NREL Senior Scientist Kenny Gruchalla examines the velocity field from a wind turbine simulation using a 3-D model in the Insight Center Collaboration Room.
Credit: Dennis Schroeder
Ross Larsen, a senior scientist and polymer expert at NREL, is a big fan.
He has used the Collaboration Room for two projects – organic radical batteries and organic photovoltaic (PV) cells – to understand how very large polymer molecules pack and intertwine, and how one chain is oriented relative to another chain in complicated arrangements.
He remembers the first day he serendipitously encountered one of his images on the big screen and made an almost instant discovery.
“I had this image of a coarse-grained model – blue and red pipes to represent a bulk hetero-junction structure used in organic PV,” Larsen recalled. “One day, the day before a VIP tour of the lab, that image was up on the big screen looking like huge eye candy.”

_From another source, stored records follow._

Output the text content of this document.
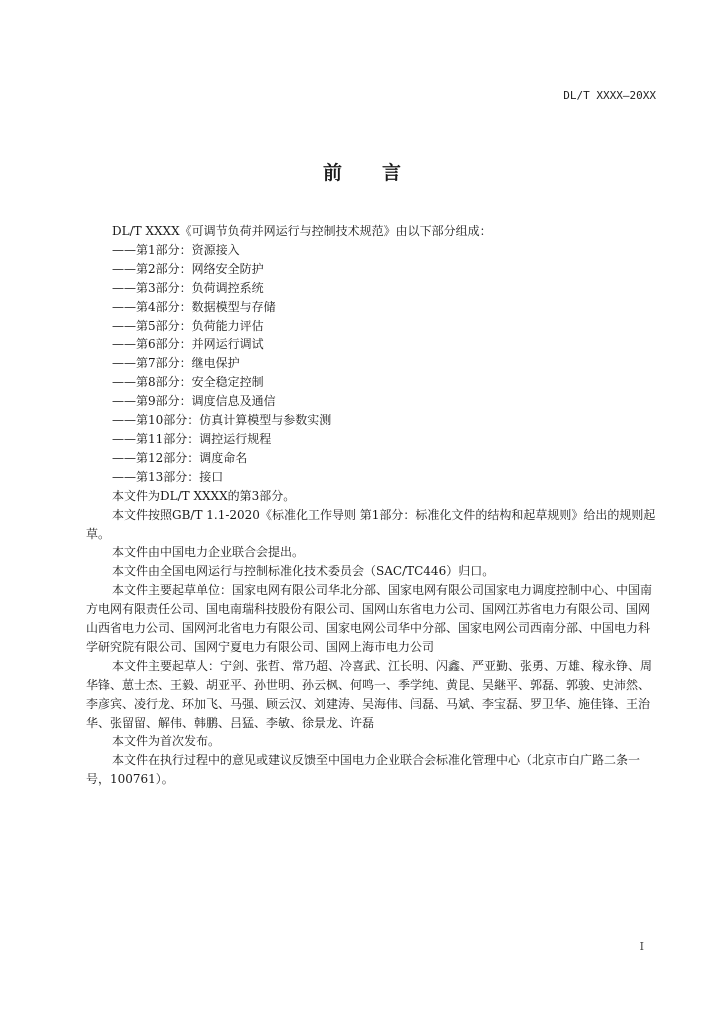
DL/T XXXX—20XX
前言

DL/T XXXX《可调节负荷并网运行与控制技术规范》由以下部分组成：

——第1部分：资源接入

——第2部分：网络安全防护

——第3部分：负荷调控系统

——第4部分：数据模型与存储

——第5部分：负荷能力评估

——第6部分：并网运行调试

——第7部分：继电保护

——第8部分：安全稳定控制

——第9部分：调度信息及通信

——第10部分：仿真计算模型与参数实测

——第11部分：调控运行规程

——第12部分：调度命名

——第13部分：接口

本文件为DL/T XXXX的第3部分。

本文件按照GB/T 1.1-2020《标准化工作导则 第1部分：标准化文件的结构和起草规则》给出的规则起草。

本文件由中国电力企业联合会提出。

本文件由全国电网运行与控制标准化技术委员会（SAC/TC446）归口。

本文件主要起草单位：国家电网有限公司华北分部、国家电网有限公司国家电力调度控制中心、中国南方电网有限责任公司、国电南瑞科技股份有限公司、国网山东省电力公司、国网江苏省电力有限公司、国网山西省电力公司、国网河北省电力有限公司、国家电网公司华中分部、国家电网公司西南分部、中国电力科学研究院有限公司、国网宁夏电力有限公司、国网上海市电力公司

本文件主要起草人：宁剑、张哲、常乃超、冷喜武、江长明、闪鑫、严亚勤、张勇、万雄、稼永铮、周华锋、葸士杰、王毅、胡亚平、孙世明、孙云枫、何鸣一、季学纯、黄昆、吴継平、郭磊、郭骏、史沛然、李彦宾、凌行龙、环加飞、马强、顾云汉、刘建涛、吴海伟、闫磊、马斌、李宝磊、罗卫华、施佳锋、王治华、张留留、解伟、韩鹏、吕猛、李敏、徐景龙、许磊

本文件为首次发布。

本文件在执行过程中的意见或建议反馈至中国电力企业联合会标准化管理中心（北京市白广路二条一号，100761）。

I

He slipped on some 3-D glasses and walked toward the image. “All of a sudden, I noticed, ‘Hey, wait a minute. There are five tubes converging at a node here – over there, there are three, and there are seven up there.’
“It occurred to me that it might make a big difference how easily a charge can move through a material if it has more options.” An electron might be able to exit a device faster – and provide electricity more efficiently – if it had more of those seven-pipe junctions to work with than, say, three-pipe junctions.
He is still wrapping his head around the possible implications, but: “What was new to me was the idea that within a single morphology, there may be multiple different branching levels. The motions the electrons are undergoing – and the environment they are moving through – isn’t nearly as simple as I thought.”
Larsen said he “spent a lot of time staring at those things on my computer screen, rotating them around, and I never noticed anything like that. It took me just five minutes walking into that structure for the first time to see it. That got me very excited – that I discovered something new, even though I don’t know yet what to make of it.”
He is convinced that the human-sized scale of the model helped with the discovery. “I was encountering something about the size of another human. It lets you zoom in at the right scale – if it’s too small, you might as well be at your computer. If it’s too big, it can just be overwhelming.”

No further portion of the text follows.